Es que el don de Dios no conoce de reclamos bendicionales. ¿Qué padre le daría más protección al hijo afectuoso y demandante que al retraído y silencioso? ¿Qué padre le da comida sólo al hijo que se la pide? ¿Qué padre dejaría de atender a su hijo enfermo sólo porque éste no reclama su atención?

Por otra parte, si el deseo del ministro que bendice “movilizara” a Dios a tener una actitud más compasiva, cuidadosa o protectora hacia el bendecido, nos hallaríamos ante el absurdo de creer en un Dios que aún puede ser más cuidadoso, más compasivo o más protector de lo que ya es. O de un Dios que, de tanto en tanto y sin avisarnos, se nos escapa y nos abandona.

¿Cómo entender, entonces, a las bendiciones y cómo realizarlas para evitar su posible distorsión en el contexto del cambio epocal?

Me parece que la clave está en la revivificación del lenguaje simbólico que es el específico del ámbito religioso; en abandonar las pretensiones conceptualistas que intentan dejar todo bien atado en ideas claras y distintas. Ese es, a mi entender, el camino más conducente en nuestro contexto socio-religioso para atravesar este tiempo de transformación cultural. Pero no para sostener tradiciones ni respuestas inamovibles, sino porque el lenguaje simbólico es el originario con el que se dice toda experiencia religiosa.

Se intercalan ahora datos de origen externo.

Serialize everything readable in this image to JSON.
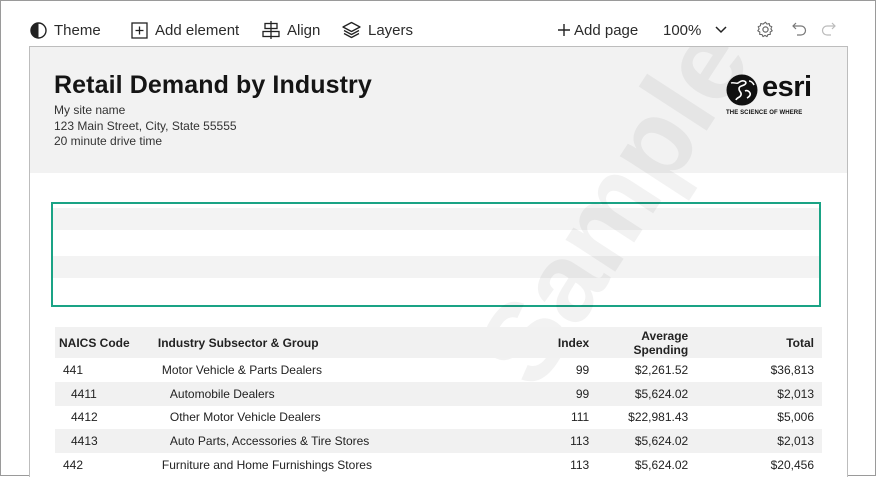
{
  "toolbar": {
    "theme_label": "Theme",
    "add_element_label": "Add element",
    "align_label": "Align",
    "layers_label": "Layers",
    "add_page_label": "Add page",
    "zoom": "100%"
  },
  "report": {
    "title": "Retail Demand by Industry",
    "site_name": "My site name",
    "address": "123 Main Street, City, State 55555",
    "drive_time": "20 minute drive time",
    "logo_word": "esri",
    "logo_tagline": "THE SCIENCE OF WHERE",
    "watermark": "Sample Data"
  },
  "table": {
    "headers": {
      "naics": "NAICS Code",
      "industry": "Industry Subsector & Group",
      "index": "Index",
      "avg_line1": "Average",
      "avg_line2": "Spending",
      "total": "Total"
    },
    "rows": [
      {
        "code": "441",
        "industry": "Motor Vehicle & Parts Dealers",
        "index": "99",
        "avg": "$2,261.52",
        "total": "$36,813",
        "level": 0
      },
      {
        "code": "4411",
        "industry": "Automobile Dealers",
        "index": "99",
        "avg": "$5,624.02",
        "total": "$2,013",
        "level": 1
      },
      {
        "code": "4412",
        "industry": "Other Motor Vehicle Dealers",
        "index": "111",
        "avg": "$22,981.43",
        "total": "$5,006",
        "level": 1
      },
      {
        "code": "4413",
        "industry": "Auto Parts, Accessories & Tire Stores",
        "index": "113",
        "avg": "$5,624.02",
        "total": "$2,013",
        "level": 1
      },
      {
        "code": "442",
        "industry": "Furniture and Home Furnishings Stores",
        "index": "113",
        "avg": "$5,624.02",
        "total": "$20,456",
        "level": 0
      }
    ]
  },
  "colors": {
    "accent": "#1aa385",
    "header_bg": "#f2f2f2"
  }
}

Volviendo a las bendiciones: ellas explicitan, hacen patente, ponen de manifiesto de modo sensible y en momentos extraordinarios (que pueden ser muchísimos y de lo más variados), la presencia ordinaria, habitual y creadora de Dios. Es esa explicitación simbólica la que favorece el recuerdo (entendido como un volver a lo que ya está en el corazón) de aquella presencia creadora que recién mencionamos, y es eso lo que fortalece, lo que anima, lo que provoca la experiencia subjetiva de una particular protección de Dios. Es como el abrazo que le da el hijo pequeño a su madre; manifestación sensible de un amor que trasciende a ese abrazo y que, aunque no haga más grande al amor que ya existe, lo fortalece en la experiencia existencial del niño.

El cómo hacerlas, dependerá de cada lugar y contexto; pero en todos los casos habrá que velar por su no-cosificación, que este símbolo –tan apreciado por las personas de fe sencilla– pueda seguir siendo un símbolo.